Implementing an inventory management policy
A knowledge of the entire supply chain is the minimum requirement in establishing the right inventory policy. Break down your supply chain into segments and analyse the capability of each function to understand the working parts of the inventory system, how information is captured, processed and released in a timely manner. Ask yourself "do we Make to Order", "Make to Stock" or is it a combination of the two. Then start to become more familiar with the following:
Inventory classification
Segment inventory by units and dollars into fast, medium and slow moving. This provides and awareness of which items are contributing both cost, sales and effort to the business. This is also known as ABC classification or the 80/20 rule and is of value when inventory is in categories and reviewed regularly.
Stock Type
It's the physical inventory that is purchased, manufactured or stored within a stocking point. There are usually four types of stock: Raw materials which are used as primary or secondary ingredients within an assembly of a semi-finished or finished good; Work in process which is that part of inventory being converted to a final state as a component, semi-finished or finished good; Finished goods which are purchased, assembled or manufactured to a final state and finally MRO spare parts that are used to support any final state machinery or equipment.
Service level
Determine current service level by order and sku and review the inventory investment to support these service level targets. Extensive analysis needs to be undertaken to understand how much inventory is required to support a certain service level. Changing the service level target will have an immediate impact on warehouse space and resource effectiveness.
Safety stock levels
Review demand variability between forecasts and actual sales to establish the correct safety stock level by SKU. A blanket policy on safety stock is not the most effective approach as it contributes to increased inventory levels at the cost of high levels of maintenance.
Number of stocking points
Important to understand what locations across your supply chain hold stock in units and value. Within facilities, inventory can be managed within physical zones to assist in identification and kanban reordering to avoid systems interaction.

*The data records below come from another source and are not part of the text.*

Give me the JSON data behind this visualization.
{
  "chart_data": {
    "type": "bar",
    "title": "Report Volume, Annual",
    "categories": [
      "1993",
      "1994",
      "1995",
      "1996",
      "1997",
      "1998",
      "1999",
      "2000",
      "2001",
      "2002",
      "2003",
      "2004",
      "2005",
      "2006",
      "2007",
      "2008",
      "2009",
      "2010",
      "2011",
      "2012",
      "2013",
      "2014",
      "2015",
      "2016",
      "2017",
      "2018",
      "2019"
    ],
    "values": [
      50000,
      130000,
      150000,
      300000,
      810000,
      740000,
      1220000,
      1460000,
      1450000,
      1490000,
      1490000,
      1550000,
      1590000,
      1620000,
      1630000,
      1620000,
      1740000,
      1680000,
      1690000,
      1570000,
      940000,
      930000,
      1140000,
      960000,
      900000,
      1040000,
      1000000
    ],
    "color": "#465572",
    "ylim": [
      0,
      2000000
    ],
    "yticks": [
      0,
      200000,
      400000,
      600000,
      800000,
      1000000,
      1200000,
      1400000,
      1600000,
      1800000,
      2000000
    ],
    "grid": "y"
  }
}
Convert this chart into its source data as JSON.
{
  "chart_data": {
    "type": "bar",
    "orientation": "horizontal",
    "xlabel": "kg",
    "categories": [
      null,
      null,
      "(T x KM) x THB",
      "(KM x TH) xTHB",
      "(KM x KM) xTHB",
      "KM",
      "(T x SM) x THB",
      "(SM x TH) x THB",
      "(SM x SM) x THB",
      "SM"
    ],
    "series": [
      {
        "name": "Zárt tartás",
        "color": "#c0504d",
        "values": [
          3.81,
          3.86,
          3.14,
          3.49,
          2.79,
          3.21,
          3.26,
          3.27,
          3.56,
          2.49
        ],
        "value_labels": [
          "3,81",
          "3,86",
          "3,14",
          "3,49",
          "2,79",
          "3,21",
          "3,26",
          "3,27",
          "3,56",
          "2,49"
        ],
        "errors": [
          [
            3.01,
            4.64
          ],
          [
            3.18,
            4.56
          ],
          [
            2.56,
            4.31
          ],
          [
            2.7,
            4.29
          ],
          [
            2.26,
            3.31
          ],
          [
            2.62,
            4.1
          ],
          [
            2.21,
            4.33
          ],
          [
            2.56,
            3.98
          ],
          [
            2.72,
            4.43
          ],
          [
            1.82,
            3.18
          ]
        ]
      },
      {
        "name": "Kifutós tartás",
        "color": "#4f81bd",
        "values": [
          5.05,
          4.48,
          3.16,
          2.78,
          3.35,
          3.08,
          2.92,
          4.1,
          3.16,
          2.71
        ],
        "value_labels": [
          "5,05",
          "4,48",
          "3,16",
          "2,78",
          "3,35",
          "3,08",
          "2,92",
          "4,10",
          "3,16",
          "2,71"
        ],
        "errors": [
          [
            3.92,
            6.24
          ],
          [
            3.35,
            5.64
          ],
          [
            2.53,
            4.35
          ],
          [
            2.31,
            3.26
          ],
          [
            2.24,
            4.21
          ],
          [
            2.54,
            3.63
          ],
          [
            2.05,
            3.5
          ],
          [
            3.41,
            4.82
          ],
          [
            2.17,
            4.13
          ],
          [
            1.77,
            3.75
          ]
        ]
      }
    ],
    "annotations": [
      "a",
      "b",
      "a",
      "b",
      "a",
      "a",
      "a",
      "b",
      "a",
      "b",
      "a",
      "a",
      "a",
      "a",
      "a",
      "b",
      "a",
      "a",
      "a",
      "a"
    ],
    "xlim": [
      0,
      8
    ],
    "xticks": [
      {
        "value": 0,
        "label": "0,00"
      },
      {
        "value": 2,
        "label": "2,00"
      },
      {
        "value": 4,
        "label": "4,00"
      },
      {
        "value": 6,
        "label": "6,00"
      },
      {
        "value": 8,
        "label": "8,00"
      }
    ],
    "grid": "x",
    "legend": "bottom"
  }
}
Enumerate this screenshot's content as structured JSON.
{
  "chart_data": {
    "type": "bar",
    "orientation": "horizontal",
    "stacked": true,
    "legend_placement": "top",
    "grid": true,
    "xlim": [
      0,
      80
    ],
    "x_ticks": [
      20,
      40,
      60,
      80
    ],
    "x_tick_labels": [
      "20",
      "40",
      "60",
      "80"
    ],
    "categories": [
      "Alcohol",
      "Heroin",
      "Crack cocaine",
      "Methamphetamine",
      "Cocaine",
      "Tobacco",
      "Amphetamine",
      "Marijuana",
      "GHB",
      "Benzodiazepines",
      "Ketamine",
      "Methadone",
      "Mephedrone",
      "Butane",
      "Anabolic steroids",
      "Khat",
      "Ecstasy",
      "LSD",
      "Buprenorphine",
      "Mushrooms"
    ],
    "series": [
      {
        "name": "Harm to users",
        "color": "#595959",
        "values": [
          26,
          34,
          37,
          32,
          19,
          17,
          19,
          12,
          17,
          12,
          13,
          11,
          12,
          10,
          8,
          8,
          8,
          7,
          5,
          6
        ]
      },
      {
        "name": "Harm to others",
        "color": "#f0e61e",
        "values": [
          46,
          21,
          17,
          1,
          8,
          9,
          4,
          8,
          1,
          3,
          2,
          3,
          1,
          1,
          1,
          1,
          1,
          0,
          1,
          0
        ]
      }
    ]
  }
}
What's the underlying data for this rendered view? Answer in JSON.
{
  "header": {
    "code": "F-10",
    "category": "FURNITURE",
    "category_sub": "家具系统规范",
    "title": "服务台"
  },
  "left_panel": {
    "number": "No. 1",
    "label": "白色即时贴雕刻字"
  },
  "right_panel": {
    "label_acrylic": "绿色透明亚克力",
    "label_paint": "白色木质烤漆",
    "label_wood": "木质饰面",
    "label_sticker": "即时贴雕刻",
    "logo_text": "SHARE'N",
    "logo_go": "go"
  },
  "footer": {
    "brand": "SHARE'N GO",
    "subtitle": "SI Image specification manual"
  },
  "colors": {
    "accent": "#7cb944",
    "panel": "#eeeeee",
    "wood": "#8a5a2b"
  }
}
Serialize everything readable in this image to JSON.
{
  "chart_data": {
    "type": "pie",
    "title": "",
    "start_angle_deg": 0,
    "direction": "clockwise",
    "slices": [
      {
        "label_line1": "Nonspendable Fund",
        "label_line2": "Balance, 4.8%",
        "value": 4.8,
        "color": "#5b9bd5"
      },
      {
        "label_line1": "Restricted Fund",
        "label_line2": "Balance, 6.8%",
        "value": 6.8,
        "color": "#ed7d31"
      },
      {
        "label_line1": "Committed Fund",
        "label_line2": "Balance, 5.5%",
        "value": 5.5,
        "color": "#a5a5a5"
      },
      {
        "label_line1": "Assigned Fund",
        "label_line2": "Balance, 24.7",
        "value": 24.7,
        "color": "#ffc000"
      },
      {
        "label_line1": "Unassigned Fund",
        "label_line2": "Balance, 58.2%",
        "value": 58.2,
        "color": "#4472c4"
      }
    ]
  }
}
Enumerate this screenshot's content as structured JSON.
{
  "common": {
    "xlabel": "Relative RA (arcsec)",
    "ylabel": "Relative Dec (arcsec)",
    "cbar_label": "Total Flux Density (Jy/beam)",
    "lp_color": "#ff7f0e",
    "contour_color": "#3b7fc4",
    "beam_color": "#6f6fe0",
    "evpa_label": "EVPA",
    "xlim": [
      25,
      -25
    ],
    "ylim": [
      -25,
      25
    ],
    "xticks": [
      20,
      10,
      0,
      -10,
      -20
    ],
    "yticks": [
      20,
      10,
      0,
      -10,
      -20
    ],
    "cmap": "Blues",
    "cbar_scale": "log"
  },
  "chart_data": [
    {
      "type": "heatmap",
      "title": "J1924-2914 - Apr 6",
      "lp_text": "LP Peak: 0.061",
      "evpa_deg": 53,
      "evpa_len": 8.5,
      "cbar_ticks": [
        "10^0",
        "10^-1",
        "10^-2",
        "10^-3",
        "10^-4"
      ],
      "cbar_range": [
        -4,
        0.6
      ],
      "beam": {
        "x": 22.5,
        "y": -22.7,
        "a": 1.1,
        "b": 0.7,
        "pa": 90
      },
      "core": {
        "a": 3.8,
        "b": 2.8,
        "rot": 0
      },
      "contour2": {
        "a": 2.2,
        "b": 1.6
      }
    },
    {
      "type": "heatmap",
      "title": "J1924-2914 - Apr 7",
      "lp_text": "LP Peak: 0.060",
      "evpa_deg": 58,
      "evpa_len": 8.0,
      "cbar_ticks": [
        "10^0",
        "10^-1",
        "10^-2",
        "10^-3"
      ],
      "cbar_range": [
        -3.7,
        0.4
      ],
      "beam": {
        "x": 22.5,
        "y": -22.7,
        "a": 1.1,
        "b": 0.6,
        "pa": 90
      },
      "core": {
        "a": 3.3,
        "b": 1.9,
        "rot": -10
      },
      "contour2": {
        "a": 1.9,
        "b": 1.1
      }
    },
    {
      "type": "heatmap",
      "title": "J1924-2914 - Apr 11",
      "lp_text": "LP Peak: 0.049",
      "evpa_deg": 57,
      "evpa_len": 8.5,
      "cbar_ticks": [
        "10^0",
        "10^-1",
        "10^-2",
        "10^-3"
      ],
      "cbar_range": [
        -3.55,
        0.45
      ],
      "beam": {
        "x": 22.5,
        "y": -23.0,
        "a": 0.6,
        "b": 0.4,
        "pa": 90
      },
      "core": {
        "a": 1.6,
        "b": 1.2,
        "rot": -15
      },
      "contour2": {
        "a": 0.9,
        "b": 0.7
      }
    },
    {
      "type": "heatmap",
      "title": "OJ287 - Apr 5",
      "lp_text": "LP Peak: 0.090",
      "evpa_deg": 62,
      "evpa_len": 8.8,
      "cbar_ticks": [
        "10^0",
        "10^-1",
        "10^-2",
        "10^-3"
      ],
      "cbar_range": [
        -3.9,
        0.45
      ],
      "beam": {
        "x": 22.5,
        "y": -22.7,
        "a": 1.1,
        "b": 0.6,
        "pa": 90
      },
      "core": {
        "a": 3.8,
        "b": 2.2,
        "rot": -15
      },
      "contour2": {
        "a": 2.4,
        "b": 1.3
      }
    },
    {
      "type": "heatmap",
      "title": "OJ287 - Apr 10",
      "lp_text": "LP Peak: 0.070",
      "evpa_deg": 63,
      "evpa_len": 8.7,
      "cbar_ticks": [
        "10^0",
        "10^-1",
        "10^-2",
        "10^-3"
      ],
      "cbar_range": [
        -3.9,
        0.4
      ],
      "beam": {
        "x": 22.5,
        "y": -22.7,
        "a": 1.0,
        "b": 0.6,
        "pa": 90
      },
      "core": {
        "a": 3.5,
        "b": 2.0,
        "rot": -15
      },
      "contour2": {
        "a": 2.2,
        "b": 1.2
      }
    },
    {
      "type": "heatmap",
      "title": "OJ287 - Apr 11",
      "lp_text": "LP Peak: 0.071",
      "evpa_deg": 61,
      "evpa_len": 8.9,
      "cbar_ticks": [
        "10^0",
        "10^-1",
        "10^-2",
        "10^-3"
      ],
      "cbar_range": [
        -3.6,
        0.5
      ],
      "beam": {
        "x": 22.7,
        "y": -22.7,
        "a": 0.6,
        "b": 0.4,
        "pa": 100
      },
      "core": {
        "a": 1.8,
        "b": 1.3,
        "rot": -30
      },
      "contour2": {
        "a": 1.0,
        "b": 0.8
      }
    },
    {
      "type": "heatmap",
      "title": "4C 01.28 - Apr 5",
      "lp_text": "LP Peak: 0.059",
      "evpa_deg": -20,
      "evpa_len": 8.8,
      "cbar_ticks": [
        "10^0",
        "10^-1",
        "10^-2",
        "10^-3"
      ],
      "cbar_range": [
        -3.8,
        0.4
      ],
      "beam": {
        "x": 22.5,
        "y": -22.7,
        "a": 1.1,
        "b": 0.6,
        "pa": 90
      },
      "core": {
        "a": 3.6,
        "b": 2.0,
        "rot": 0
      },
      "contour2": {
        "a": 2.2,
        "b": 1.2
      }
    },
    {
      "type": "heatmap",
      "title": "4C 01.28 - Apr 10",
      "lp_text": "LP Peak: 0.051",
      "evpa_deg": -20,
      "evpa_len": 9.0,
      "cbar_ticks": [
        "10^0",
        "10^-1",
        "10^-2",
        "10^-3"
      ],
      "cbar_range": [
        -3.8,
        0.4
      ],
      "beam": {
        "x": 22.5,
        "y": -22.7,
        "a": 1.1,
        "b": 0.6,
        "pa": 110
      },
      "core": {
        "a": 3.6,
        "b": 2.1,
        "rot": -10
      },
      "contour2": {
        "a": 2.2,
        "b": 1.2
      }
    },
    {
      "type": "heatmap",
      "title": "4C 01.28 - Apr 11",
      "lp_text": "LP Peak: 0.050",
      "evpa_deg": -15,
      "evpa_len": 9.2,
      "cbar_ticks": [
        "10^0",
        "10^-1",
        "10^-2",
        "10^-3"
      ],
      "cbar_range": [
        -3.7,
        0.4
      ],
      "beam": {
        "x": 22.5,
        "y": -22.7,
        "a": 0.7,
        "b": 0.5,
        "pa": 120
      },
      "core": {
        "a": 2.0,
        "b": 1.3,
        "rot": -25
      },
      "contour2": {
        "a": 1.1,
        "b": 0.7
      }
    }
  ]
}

Order qty and order frequency
Review the order size and frequency for each vendor or work orders for a manufacturing facility. Significant contributions to inventory reduction can be achieved by controlling order qty requirements with vendors, although some may state that the MOQ is unavoidable without an increase in annualised volume spend.
Replenishment qty and frequency
Understand the impact of inventory movement between stocking points and the cost of transport. Too many organisations fail to recongnise that there is a transport cost to supplying stocking points from a primary DC, not to mention the centralised inventory approach of vendor returns back to DC, there is a cost.
Lead time
Review the leadtime from vendors to stocking point or within a manufacturing facility to a stocking point. Do not confuse leadtime with cycle time as these are entirely different.
Stock write offs
Understand the extent and nature of stock write offs to isolate damaged inventory and improve stock provisions.
Procedures: The timing and accuracy of transaction processing along with procedural adherence to inventory control can impact on your inventory policy.
Inventory Reduction Strategies
Direct deliveries of purchase products or raw materials to a manufacturing line or processing point avoiding a warehouse receiving process. Reduce WIP by only making what is required. Direct to store deliveries of finished goods will avoid your logistics network.